Михей Петрович даже присел от восторга. Полы длинной командирской шинели обмакнулись в луже, новенький чемодан был поставлен на край колеи и свернулся набок, — Михей Петрович азартно глядел на свои послушные машины, мелькающие одна за другой по болоту, и вслух повторял, точно все еще с грустью, все с сожалением:
— Ах, лешой, лешой! Лешой, лешой…
Растроганный и разгоряченный, он не хотел бы сейчас идти домой, и все же пошел, подумав так: «Хорошо, если Розы дома нет», — однако, живо представив себе, как придет в пустую квартиру, сразу же оскорбился.

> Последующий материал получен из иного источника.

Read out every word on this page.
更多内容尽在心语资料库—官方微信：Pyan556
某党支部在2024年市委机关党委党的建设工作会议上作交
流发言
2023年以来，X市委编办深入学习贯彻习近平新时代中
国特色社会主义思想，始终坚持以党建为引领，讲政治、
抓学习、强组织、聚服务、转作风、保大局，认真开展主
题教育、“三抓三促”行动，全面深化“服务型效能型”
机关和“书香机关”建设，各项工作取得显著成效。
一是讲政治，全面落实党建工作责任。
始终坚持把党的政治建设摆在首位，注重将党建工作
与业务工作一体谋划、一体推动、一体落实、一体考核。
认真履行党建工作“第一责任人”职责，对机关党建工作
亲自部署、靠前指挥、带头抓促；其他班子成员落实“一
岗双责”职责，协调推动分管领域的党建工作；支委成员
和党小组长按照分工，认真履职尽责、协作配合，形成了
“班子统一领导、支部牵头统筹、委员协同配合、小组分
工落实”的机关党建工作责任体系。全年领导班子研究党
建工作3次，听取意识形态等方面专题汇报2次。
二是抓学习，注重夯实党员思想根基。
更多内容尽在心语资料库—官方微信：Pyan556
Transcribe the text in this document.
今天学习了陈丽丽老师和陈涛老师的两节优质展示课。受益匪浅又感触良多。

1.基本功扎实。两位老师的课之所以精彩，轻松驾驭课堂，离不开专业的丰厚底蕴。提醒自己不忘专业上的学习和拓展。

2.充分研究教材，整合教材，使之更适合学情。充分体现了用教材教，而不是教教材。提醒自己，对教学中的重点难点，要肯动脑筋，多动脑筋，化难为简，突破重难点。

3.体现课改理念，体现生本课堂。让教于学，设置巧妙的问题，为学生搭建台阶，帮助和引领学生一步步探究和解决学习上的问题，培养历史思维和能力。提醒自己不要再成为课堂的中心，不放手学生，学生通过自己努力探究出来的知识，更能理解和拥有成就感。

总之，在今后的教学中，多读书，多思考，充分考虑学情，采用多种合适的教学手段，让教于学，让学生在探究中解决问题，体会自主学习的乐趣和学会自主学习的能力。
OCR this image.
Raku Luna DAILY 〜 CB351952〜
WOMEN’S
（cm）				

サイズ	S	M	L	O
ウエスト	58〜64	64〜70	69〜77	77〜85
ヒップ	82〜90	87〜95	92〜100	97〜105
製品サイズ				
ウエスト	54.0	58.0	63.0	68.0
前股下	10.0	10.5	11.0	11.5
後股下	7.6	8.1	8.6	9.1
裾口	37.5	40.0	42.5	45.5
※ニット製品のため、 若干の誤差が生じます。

А встреча получилась радостная, даже бурная. Роза была дома, что-то шила, стуча машинкой, и, как только он переступил порог, стремительно повернулась со стулом вместе, выпустив со всего маху ручку машины. Колесо еще вертелось, старенький механизм стучал, иголка шила, путая на свободе стежки, а Роза уже повисла на Михее Петровиче, Михей Петрович почувствовал вдруг, что любит, доволен, счастлив, и черненький чемодан опять, как давеча, упал и стукнул.
Потом, когда они взглядывали на незанавешенное окно, такой, казалось, уютный дождик их отделяет от улицы, и как это хорошо, что весь день они будут вместе.
Но в тот же день, а точнее — в тот же час, Михей Петрович явился к командиру части. Это он был обязан сделать лишь завтра утром, а ему уже не сиделось дома. Бодрый и оживленный, более еще, чем по пути с вокзала, он шел мимо красных многооконных зданий, — три года назад в них жили кавалеристы, нынче живут танкисты, — шел мимо красных зданий совсем без окон, зато со множеством очень больших дверей, растворенных настежь, — там, где недавно постукивали легким копытом белые и вороные кони, сейчас оглушительно грохотали тяжелые, темно-зеленые, заводимые людьми танки.
Михей Петрович шел, смотрел и слушал, опять с тем самым чувством, какое испытывал час назад, услышав машины в поле. Конечно, не помнил он уже о Розе: днем трудно сосредоточиться на любви. Щеки и уши еще горели, но это могло быть от духоты в вагоне, от ветра, от чего угодно. Дождь перестал. Ранний гость, говорят, не ночевщик…»
…В конце декабря я покинул на несколько дней Петергоф: состоялась короткая, задуманная как послесъездовская, поездка в Петрозаводск: поэты Виссарион Саянов и Борис Лихарев, прозаики — Юлий Берзин, Николай Чуковский и я стали гостями Карело-Финской республики. Утром из Петрозаводска нас повезли в «Линкольне» в пригородный правительственный санаторий в Маткачах, там повстречались с Геннадием Фишем, который уже давно, после повести «Падение Кимас-Озера», сдружился с этим лесным и озерным краем. Стоял легкий морозец с солнцем, мы вооружились лыжами и с наслаждением побегали по холмистым окрестностям. Вечером карельское начальство познакомило нас с карельскими писателями, угостило ужином и концертом. Местный артист-затейник шикарно читал «Мэри-наездницу» Семена Кирсанова; после этого приплясывания и прицокивания («Мэри-наездница-ца-ца!») прочитанные Саяновым и Лихаревым стихи показались нам кастальским ключом, не уступавшим по чистоте морозному воздуху нашей лыжной прогулки… На другой день мы выступали перед читателями в Петрозаводском театре, а ночью возвращались в Ленинград. В поезде почти не спали — так нам было весело, чему немало способствовал остроумный Юлий Берзин. На прощанье Саянов мне подарил книжку своих стихов «Золотая Олёкма» и при свете свечи в фонаре над вагонной дверью написал на титульном листе: «Л. Рахманову после поездки в Петрозаводск. 30/XII.34 г.